While data from the National Science Foundation (NSF) have demonstrated a doubling in the number of underrepresented minorities (URM) in science, technology, engineering, and mathematics (STEM) fields over the past three decades, the numbers of African Americans, Hispanic Americans, and Native Americans in these fields remain woefully below their representation in the US population. In 2018, only ~12% of doctoral degrees in STEM fields were conferred to URM, although they constitute ~30% of the US population. Similarly, over the past 20-years, the number of URM professors in chemistry or biology has hovered around 4%, despite myriad programs aimed at diversifying the STEM workforce. These data highlight the need for additional and novel strategies that target multiple points in the STEM pipeline. As one intervention to impact on the persistence of URM professors within the STEM, the American Society of Biochemistry and Molecular Biology (ASBMB) Minority Affairs Committee (MAC) has organized an annual workshop for early-career faculty and postdoctoral fellows that provides intensive mentoring on grant writing and career and professional development. The workshops, conducted yearly since 2013, have been well received among participants and participating mentors, and assessment metrics indicate that participants are two-fold more likely to obtain federal funding than closely matched comparison-group subjects who do not participate in the program.
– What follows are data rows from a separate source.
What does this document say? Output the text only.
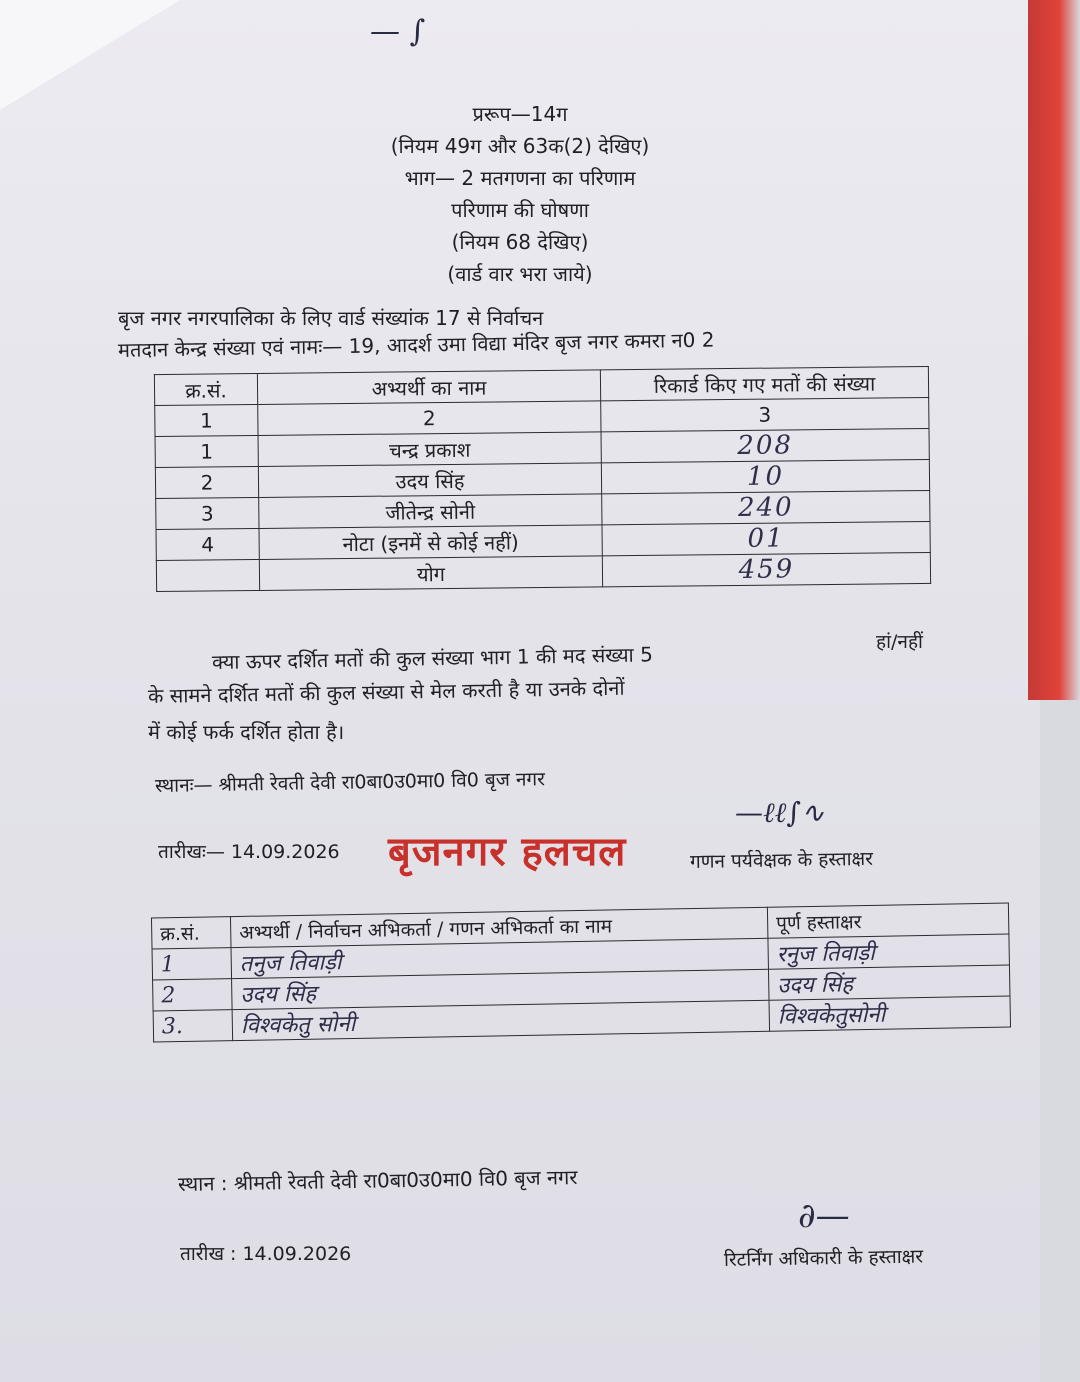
— ∫
प्ररूप—14ग
(नियम 49ग और 63क(2) देखिए)
भाग— 2 मतगणना का परिणाम
परिणाम की घोषणा
(नियम 68 देखिए)
(वार्ड वार भरा जाये)
बृज नगर नगरपालिका के लिए वार्ड संख्यांक 17 से निर्वाचन
मतदान केन्द्र संख्या एवं नामः— 19, आदर्श उमा विद्या मंदिर बृज नगर कमरा न0 2
क्र.सं.	अभ्यर्थी का नाम	रिकार्ड किए गए मतों की संख्या
1	2	3
1	चन्द्र प्रकाश	208
2	उदय सिंह	10
3	जीतेन्द्र सोनी	240
4	नोटा (इनमें से कोई नहीं)	01
	योग	459
हां/नहीं
क्या ऊपर दर्शित मतों की कुल संख्या भाग 1 की मद संख्या 5
के सामने दर्शित मतों की कुल संख्या से मेल करती है या उनके दोनों
में कोई फर्क दर्शित होता है।
स्थानः— श्रीमती रेवती देवी रा0बा0उ0मा0 वि0 बृज नगर
तारीखः— 14.09.2026 बृजनगर हलचल
—ℓℓ∫∿
गणन पर्यवेक्षक के हस्ताक्षर
क्र.सं.	अभ्यर्थी / निर्वाचन अभिकर्ता / गणन अभिकर्ता का नाम	पूर्ण हस्ताक्षर
1	तनुज तिवाड़ी	रनुज तिवाड़ी
2	उदय सिंह	उदय सिंह
3.	विश्वकेतु सोनी	विश्वकेतुसोनी
स्थान : श्रीमती रेवती देवी रा0बा0उ0मा0 वि0 बृज नगर
तारीख : 14.09.2026
∂—
रिटर्निंग अधिकारी के हस्ताक्षर
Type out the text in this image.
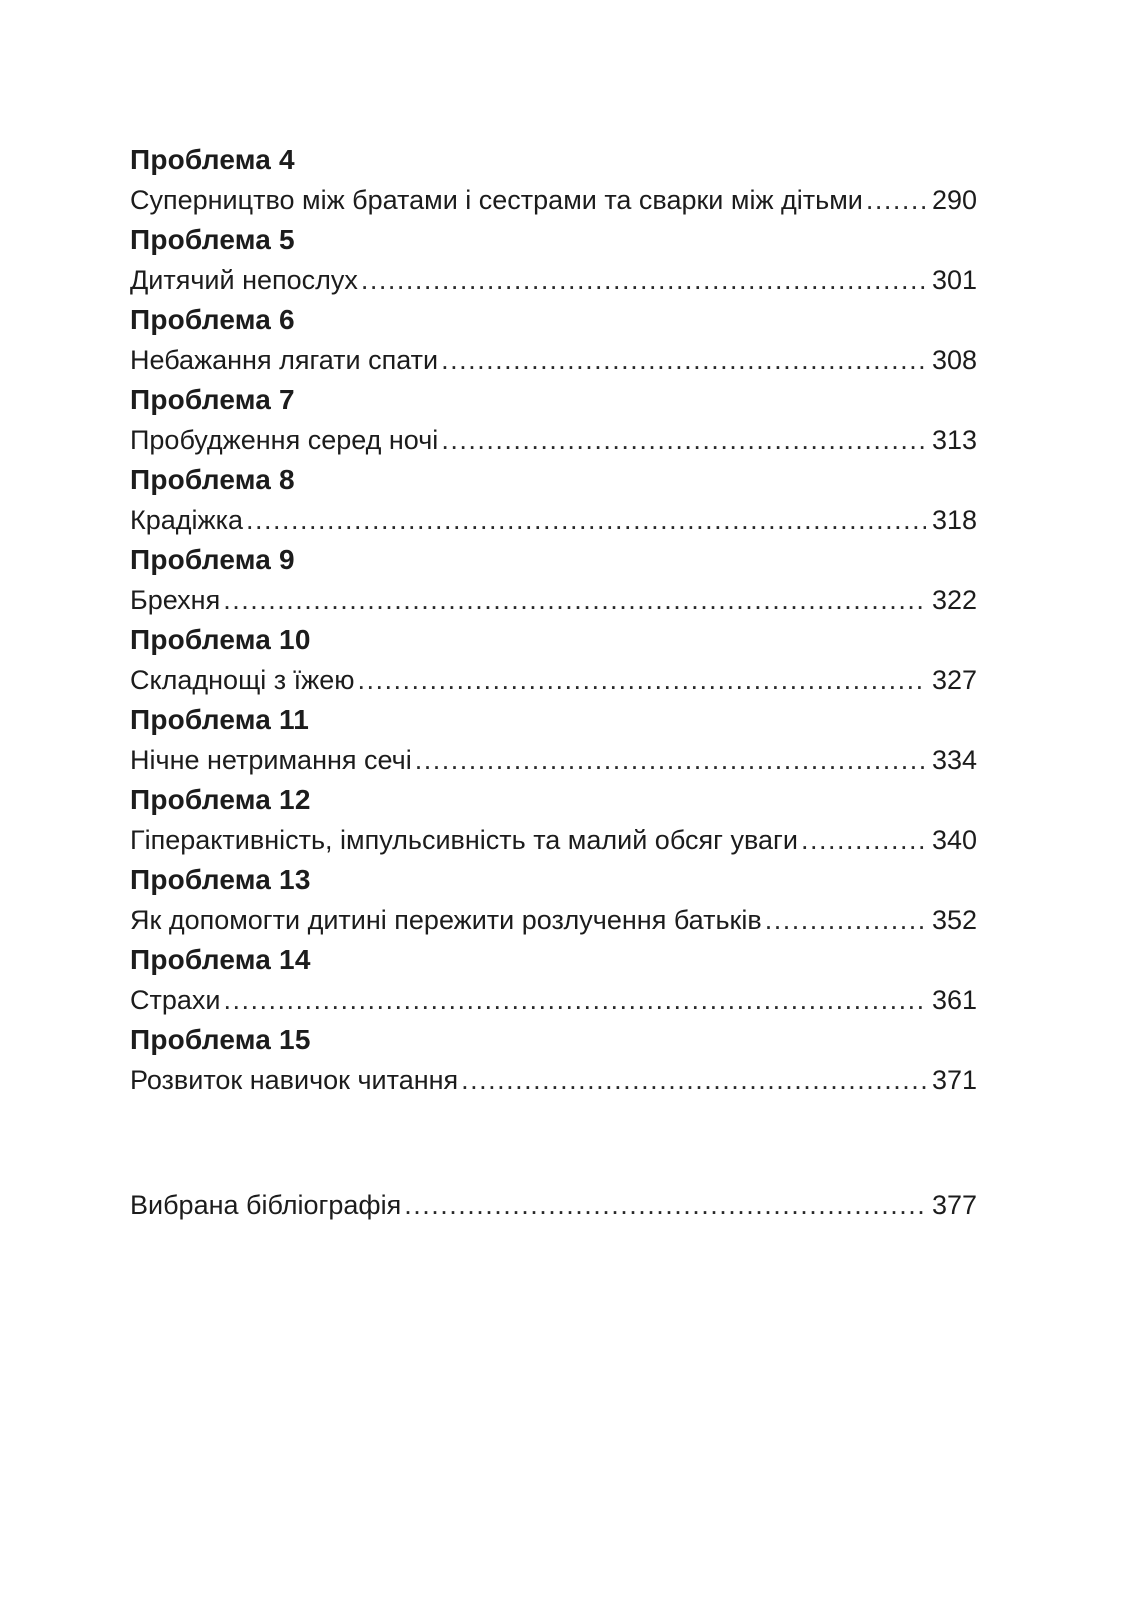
Проблема 4
Суперництво між братами і сестрами та сварки між дітьми .....	290
Проблема 5
Дитячий непослух .....	301
Проблема 6
Небажання лягати спати .....	308
Проблема 7
Пробудження серед ночі .....	313
Проблема 8
Крадіжка .....	318
Проблема 9
Брехня .....	322
Проблема 10
Складнощі з їжею .....	327
Проблема 11
Нічне нетримання сечі .....	334
Проблема 12
Гіперактивність, імпульсивність та малий обсяг уваги .....	340
Проблема 13
Як допомогти дитині пережити розлучення батьків .....	352
Проблема 14
Страхи .....	361
Проблема 15
Розвиток навичок читання .....	371
Вибрана бібліографія .....	377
Strengthened by the experience gained over the past almost 10 years, an enhanced five-year Interactive Mentoring Activities for Grantsmanship Enhancement (IMAGE) Program – called IMAGE 2.0 – will serve a total of 120-150 participants. IMAGE 2.0 also includes, for the first time, activities for mid-career faculty from underrepresented ethnic groups, especially those who have encountered a persistent roadblock in their ability to maintain federal funding. Moreover, the program will conduct a longitudinal analysis of the effect of IMAGE by tracking previous participants through tenure and into their mid-careers. This tracking will inform on the impact of IMAGE in obtaining and sustaining funding and in acquiring tenure. Although the workshop will be the core of IMAGE 2.0, participants will be provided with year-long mentoring through communities of grant-writers. These communities will consist of participants and grant-writing mentors or participants and grant-writing coaches, and will convene virtually on a monthly basis. Grant-writing mentors will be content-competent and will provide periodic feedback on proposal development. Grant-writing coaches will be trained in culturally sensitive career coaching, and will motivate participants, help them develop and maintain a strong science identity, and coach them as they make major career decisions. These efforts will create a sense of belonging and accountability that will encourage participants to continue forward with their proposals through ultimate submission and also facilitate their persistence in their fields.
This award reflects NSF's statutory mission and has been deemed worthy of support through evaluation using the Foundation's intellectual merit and broader impacts review criteria.